Pour plus de contexte, voici des liens vers d’autres lectures de la plateforme de renseignement stratégique du Forum économique mondial :

  • La montée des groupes d’extrême droite qui prospèrent en ligne a provoqué un changement dans le langage utilisé pour identifier les menaces terroristes en Australie, selon cette analyse – bien que la nature fade de ce nouveau langage soulève des inquiétudes quant à l’idée de se plier au côté conservateur de la politique. (Institut Lowy)
  • Les détenus détenus dans la même prison pour leur rôle dans l’insurrection du Capitole des États-Unis chantent régulièrement l’hymne national « fort et fier », selon celui qui s’est vanté lors d’un appel Zoom enregistré d’être armé pendant l’assaut. (ProPublica)

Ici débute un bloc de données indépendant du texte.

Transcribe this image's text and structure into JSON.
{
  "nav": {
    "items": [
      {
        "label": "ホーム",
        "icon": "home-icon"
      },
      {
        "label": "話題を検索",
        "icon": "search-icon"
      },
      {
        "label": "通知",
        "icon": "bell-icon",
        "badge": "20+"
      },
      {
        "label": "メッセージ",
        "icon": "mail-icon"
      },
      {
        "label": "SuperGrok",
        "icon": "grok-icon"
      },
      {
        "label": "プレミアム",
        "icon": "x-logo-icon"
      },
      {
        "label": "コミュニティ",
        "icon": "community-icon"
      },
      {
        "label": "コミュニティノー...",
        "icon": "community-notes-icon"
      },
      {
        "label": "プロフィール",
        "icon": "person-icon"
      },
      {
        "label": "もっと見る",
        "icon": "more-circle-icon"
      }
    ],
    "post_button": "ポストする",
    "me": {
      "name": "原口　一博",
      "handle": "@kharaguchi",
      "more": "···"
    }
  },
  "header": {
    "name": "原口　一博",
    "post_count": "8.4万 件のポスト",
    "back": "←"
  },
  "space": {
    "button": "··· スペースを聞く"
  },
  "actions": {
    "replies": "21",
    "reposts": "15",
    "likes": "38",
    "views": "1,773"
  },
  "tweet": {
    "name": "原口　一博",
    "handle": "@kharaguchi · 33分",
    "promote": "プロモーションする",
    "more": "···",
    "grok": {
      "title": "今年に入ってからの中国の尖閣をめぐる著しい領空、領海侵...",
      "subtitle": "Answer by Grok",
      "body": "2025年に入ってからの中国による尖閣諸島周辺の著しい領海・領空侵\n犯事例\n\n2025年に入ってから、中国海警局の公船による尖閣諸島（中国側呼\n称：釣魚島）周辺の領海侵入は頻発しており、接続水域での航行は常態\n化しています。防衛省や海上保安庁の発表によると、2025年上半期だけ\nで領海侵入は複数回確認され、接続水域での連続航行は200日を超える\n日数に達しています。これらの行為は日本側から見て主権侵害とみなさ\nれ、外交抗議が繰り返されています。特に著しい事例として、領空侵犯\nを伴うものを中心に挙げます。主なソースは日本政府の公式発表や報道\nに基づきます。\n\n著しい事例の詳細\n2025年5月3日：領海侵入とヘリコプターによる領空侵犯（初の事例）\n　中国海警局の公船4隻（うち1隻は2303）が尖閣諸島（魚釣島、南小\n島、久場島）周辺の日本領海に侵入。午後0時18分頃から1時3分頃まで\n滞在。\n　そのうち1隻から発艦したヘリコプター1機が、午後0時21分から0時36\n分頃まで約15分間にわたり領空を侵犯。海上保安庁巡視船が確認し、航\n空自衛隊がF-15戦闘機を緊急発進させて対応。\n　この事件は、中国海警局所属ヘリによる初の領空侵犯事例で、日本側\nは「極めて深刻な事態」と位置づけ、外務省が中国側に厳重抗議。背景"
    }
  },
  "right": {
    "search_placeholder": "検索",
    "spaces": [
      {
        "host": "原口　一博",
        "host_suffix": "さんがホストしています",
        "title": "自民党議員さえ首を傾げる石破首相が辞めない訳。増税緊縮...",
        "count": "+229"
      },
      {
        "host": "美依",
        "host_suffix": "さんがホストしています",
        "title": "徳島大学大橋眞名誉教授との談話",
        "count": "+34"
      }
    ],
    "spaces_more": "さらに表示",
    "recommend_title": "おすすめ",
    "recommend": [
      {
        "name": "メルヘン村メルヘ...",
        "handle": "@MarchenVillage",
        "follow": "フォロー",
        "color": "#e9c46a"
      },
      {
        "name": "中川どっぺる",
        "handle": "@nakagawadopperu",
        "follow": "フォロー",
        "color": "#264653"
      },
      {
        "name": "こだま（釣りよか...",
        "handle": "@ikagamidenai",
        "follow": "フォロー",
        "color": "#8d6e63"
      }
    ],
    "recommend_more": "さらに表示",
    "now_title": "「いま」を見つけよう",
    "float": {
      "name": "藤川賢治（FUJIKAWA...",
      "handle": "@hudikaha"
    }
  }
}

  • Un soldat belge a disparu après avoir été impliqué dans des vols d’armes et des menaces de tuer le meilleur virologue pandémique du pays, selon cette analyse. Il n’a pas fallu longtemps à un groupe Facebook qui le soutenait pour attirer plus de 50 000 membres. (La conversation)
  • « C’est ironique, si vous y réfléchissez. » Cette étude suggère que pour inciter les gens à faire les bons choix et à résister aux messages extrémistes, il serait peut-être préférable de souligner leur autonomie en leur disant qu’ils sont libres de les accepter ou de les rejeter. (Science Quotidien)
  • La radicalisation en Amérique nécessite un nouveau plan, et selon cette analyse, l’approche de l’administration actuelle – basée sur deux décennies d’étude de la radicalisation à l’ère d’Internet – est un changement bienvenu. (École Kennedy de Harvard)

Sur la plate-forme de renseignement stratégique, vous pouvez trouver des flux d’analyses d’experts liés à la gouvernance d’Internet, à la paix et à la résilience, ainsi que des centaines de sujets supplémentaires. Vous devrez vous inscrire pour voir.